Da uccelletto ammaestrato qual è, Sansa fa come le è stato detto. Le sue dita sottili armeggiano con la serratura e in sala tutti trattengono il fiato, consapevoli di ciò che sta per accadere. Qualche metro più in là, scorgo il Folletto passarsi una mano sul volto e sussurrare qualcosa di simile a una preghiera. Poi è tutto un susseguirsi di eventi: Sansa getta un urlo, salta in piedi di colpo e il contenuto della scatola si riversa a terra rivelando così ciò che nascondeva: la testa del suo meta-lupo. Ho appena la fugace visione dei suoi occhi spenti, pieni di vermi, delle zanne giallastre e incrostate di sangue, che subito l’uccelletto crolla sulle ginocchia, premendosi forte le mani sulle labbra ed urlando di nuovo. Gli ospiti ridacchiano per chissà quale cazzo di ragione mentre Joffrey, piegato in due dalle risate, continua a guardare la testa del meta-lupo come fosse un semplice giocattolo rotto.  
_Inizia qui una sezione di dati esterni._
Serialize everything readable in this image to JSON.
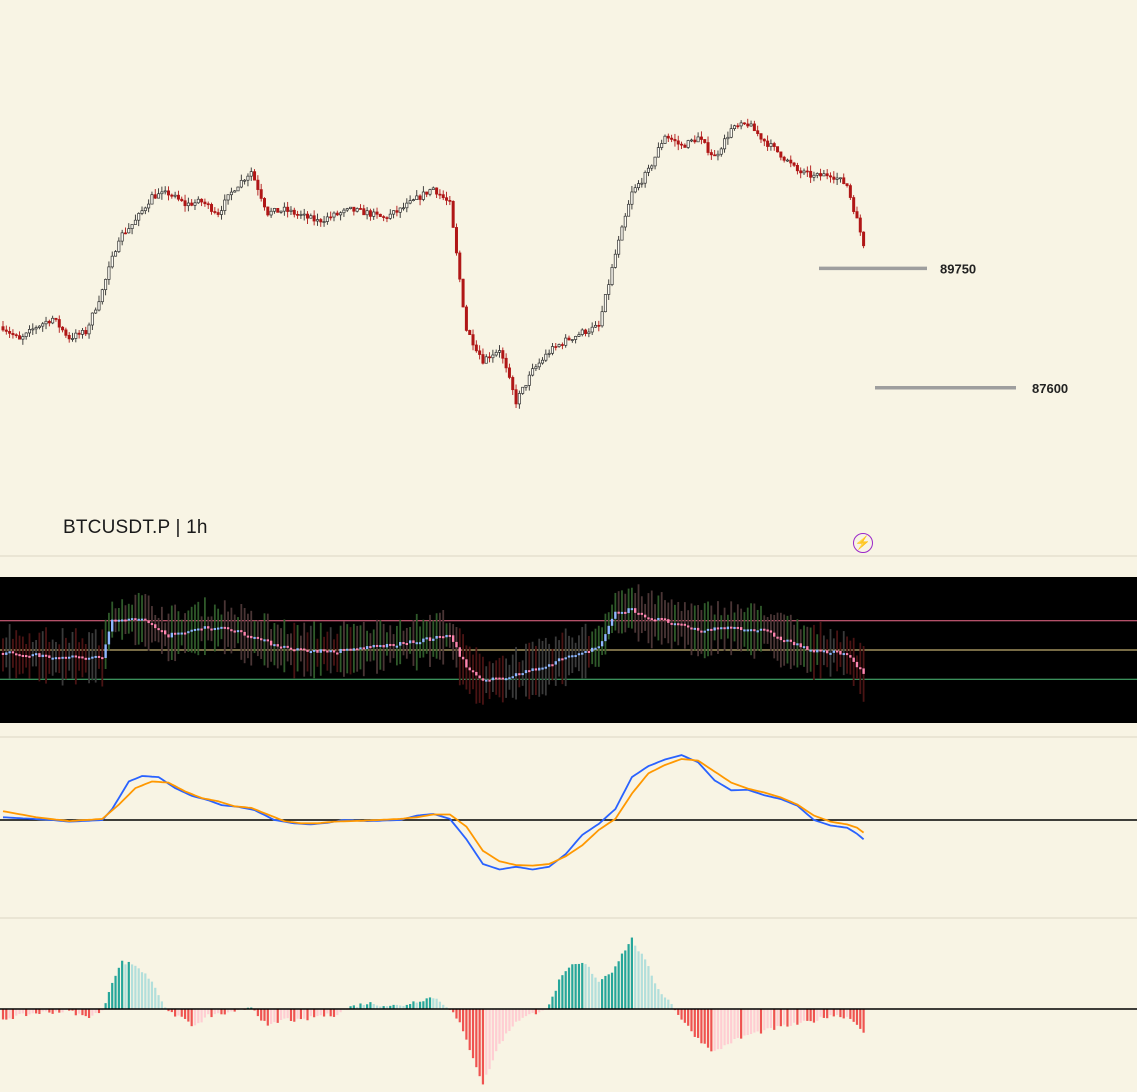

«Visto, mia signora? Sono stato così generoso da restituirti quella bestiaccia per cui hai pianto tanto! Non sei felice?», domanda, ma il suo tono di voce non è più derisorio come prima. È cattivo, duro. Sta cercando la scusa per picchiarla davanti a tutti, quasi questo lo renda più forte agli occhi dei suoi sudditi. «Ti ho fatto una domanda, stupida. Rispondimi! Sei felice, mia dolce lady Sansa? Lo sei?».
Ma Sansa non risponde. Rimane in silenzio, accasciata su se stessa a piangere e singhiozzare. Una parte di me mi supplica di prenderla e portarla nelle sue stanze, l’altra, più forte, mi obbliga a restare dove mi trovo e non muovermi senza aver ricevuto alcun ordine. Sei il cane da guardia del Re, dice, E i cani rispondono solo a chi li nutre. 
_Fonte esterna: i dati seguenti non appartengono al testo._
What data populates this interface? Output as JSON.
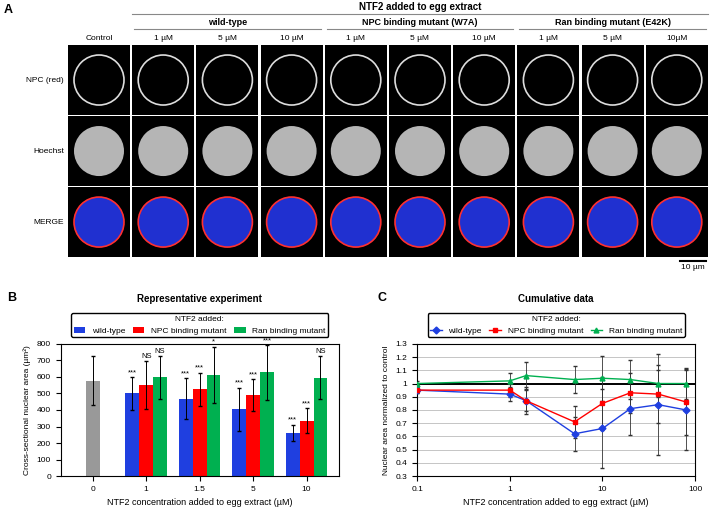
{
  "panel_a": {
    "label": "A",
    "header": "NTF2 added to egg extract",
    "control": "Control",
    "groups": [
      {
        "name": "wild-type",
        "columns": [
          "1 µM",
          "5 µM",
          "10 µM"
        ]
      },
      {
        "name": "NPC binding mutant (W7A)",
        "columns": [
          "1 µM",
          "5 µM",
          "10 µM"
        ]
      },
      {
        "name": "Ran binding mutant (E42K)",
        "columns": [
          "1 µM",
          "5 µM",
          "10µM"
        ]
      }
    ],
    "rows": [
      "NPC (red)",
      "Hoechst",
      "MERGE"
    ],
    "scale_bar": "10 µm"
  },
  "chart_data": [
    {
      "panel_label": "B",
      "type": "bar",
      "title": "Representative experiment",
      "legend_title": "NTF2 added:",
      "legend": "top",
      "x_label": "NTF2 concentration added to egg extract (µM)",
      "y_label": "Cross-sectional nuclear area (µm²)",
      "categories": [
        "0",
        "1",
        "1.5",
        "5",
        "10"
      ],
      "series": [
        {
          "color": "#999999",
          "values": [
            578,
            null,
            null,
            null,
            null
          ],
          "errors": [
            150,
            null,
            null,
            null,
            null
          ]
        },
        {
          "name": "wild-type",
          "color": "#1f3fe0",
          "values": [
            null,
            500,
            468,
            405,
            260
          ],
          "errors": [
            null,
            100,
            125,
            130,
            50
          ],
          "significance": [
            null,
            "***",
            "***",
            "***",
            "***"
          ]
        },
        {
          "name": "NPC binding mutant",
          "color": "#ff0000",
          "values": [
            null,
            553,
            525,
            490,
            335
          ],
          "errors": [
            null,
            145,
            100,
            95,
            75
          ],
          "significance": [
            null,
            "NS",
            "***",
            "***",
            "***"
          ]
        },
        {
          "name": "Ran binding mutant",
          "color": "#00b050",
          "values": [
            null,
            598,
            612,
            628,
            595
          ],
          "errors": [
            null,
            130,
            170,
            165,
            130
          ],
          "significance": [
            null,
            "NS",
            "*",
            "***",
            "NS"
          ]
        }
      ],
      "ylim": [
        0,
        800
      ],
      "yticks": [
        0,
        100,
        200,
        300,
        400,
        500,
        600,
        700,
        800
      ]
    },
    {
      "panel_label": "C",
      "type": "line",
      "title": "Cumulative data",
      "legend_title": "NTF2 added:",
      "legend": "top",
      "x_label": "NTF2 concentration added to egg extract (µM)",
      "y_label": "Nuclear area normalized to control",
      "x": [
        0.1,
        1,
        1.5,
        5,
        10,
        20,
        40,
        80
      ],
      "series": [
        {
          "name": "wild-type",
          "color": "#1f3fe0",
          "marker": "diamond",
          "line_style": "solid",
          "values": [
            0.95,
            0.92,
            0.87,
            0.62,
            0.66,
            0.81,
            0.84,
            0.8
          ],
          "errors": [
            0.02,
            0.05,
            0.1,
            0.13,
            0.3,
            0.2,
            0.38,
            0.3
          ]
        },
        {
          "name": "NPC binding mutant",
          "color": "#ff0000",
          "marker": "square",
          "line_style": "solid",
          "values": [
            0.95,
            0.95,
            0.87,
            0.71,
            0.85,
            0.93,
            0.92,
            0.86
          ],
          "errors": [
            0.02,
            0.05,
            0.08,
            0.12,
            0.2,
            0.15,
            0.22,
            0.25
          ]
        },
        {
          "name": "Ran binding mutant",
          "color": "#00b050",
          "marker": "triangle",
          "line_style": "solid",
          "values": [
            1.0,
            1.02,
            1.06,
            1.03,
            1.04,
            1.03,
            1.0,
            1.0
          ],
          "errors": [
            0.02,
            0.06,
            0.1,
            0.1,
            0.17,
            0.15,
            0.1,
            0.12
          ]
        }
      ],
      "reference_y": 1,
      "log": "x",
      "xlim": [
        0.1,
        100
      ],
      "xticks": [
        0.1,
        1,
        10,
        100
      ],
      "ylim": [
        0.3,
        1.3
      ],
      "yticks": [
        0.3,
        0.4,
        0.5,
        0.6,
        0.7,
        0.8,
        0.9,
        1,
        1.1,
        1.2,
        1.3
      ],
      "grid": true
    }
  ]
}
«Mi hai sentito? Ti ho fatto una domanda! Sei sorda per caso, oltre che stupida?» Joffrey la strattona per un braccio e il viso rigato dalle lacrime dell’uccelletto mi si para davanti violento come uno schiaffo: i suoi occhi sono rossi, l’acconciatura dei suoi capelli è in disordine e le sue labbra sono piegate in una smorfia di rabbia e dolore che la fa somigliare tanto a suo padre. Irato, Joffrey la spinge a terra con uno strattone e le dà le spalle. «Vedete, madre? Mi avete costretto a sposare una ragazza stupida e sorda!», urla, e Cersei finalmente decide di intervenire. Lo allontana da Sansa, che rimane a terra a guardare con occhi inespressivi la testa mozzata del suo meta-lupo, e gli sussurra all’orecchio qualcosa che non riesco ad udire. Lui sbuffa come un moccioso a cui hanno tolto un giocattolo, riserva un’occhiataccia all’uccelletto e si decide a tornare a sedersi.
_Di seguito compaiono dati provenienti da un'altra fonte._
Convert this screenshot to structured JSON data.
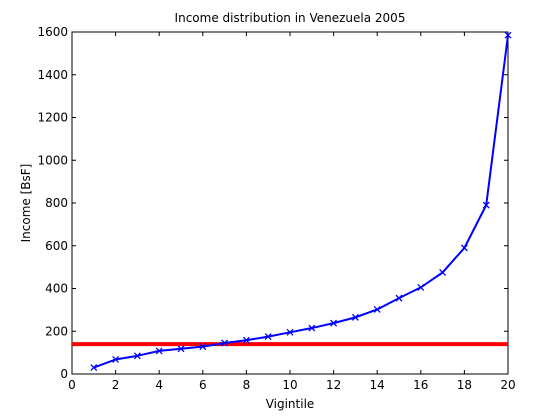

«Mastino!», mi chiama. Digrignando i denti per impedirmi di sputar fuori tutto ciò vorrei dire, mi dirigo verso di lui.
«Vostra maestà?».

Lui fa un cenno stizzito con la mano nella direzione di Sansa. «Portala nelle mie stanze, fai in modo che si asciughi quelle lacrime e sia pronta per la notte di nozze. Picchiala se non fa quel che dici ma risparmiale il viso… non mi piacciono le ragazze brutte. Quando questa festa sarà conclusa salirò a prenderla. Sono stato chiaro?», chiede, la voce stridula ed alzata di diverse ottave. Di nuovo, l’istinto animalesco di tagliarli la gola mi avvolge pesante come una coperta di lana, tuttavia mi costringo a chinare il capo ed annuire. Arrivo vicino al corpo esile dell’uccelletto e lei alza lo sguardo verso il mio: quando incontro i suoi occhi azzurri tanto disperati,  il mio stomaco si stringe. La sollevo da terra. Come tutte le volte, lei non oppone resistenza e rimane inerte contro il mio petto.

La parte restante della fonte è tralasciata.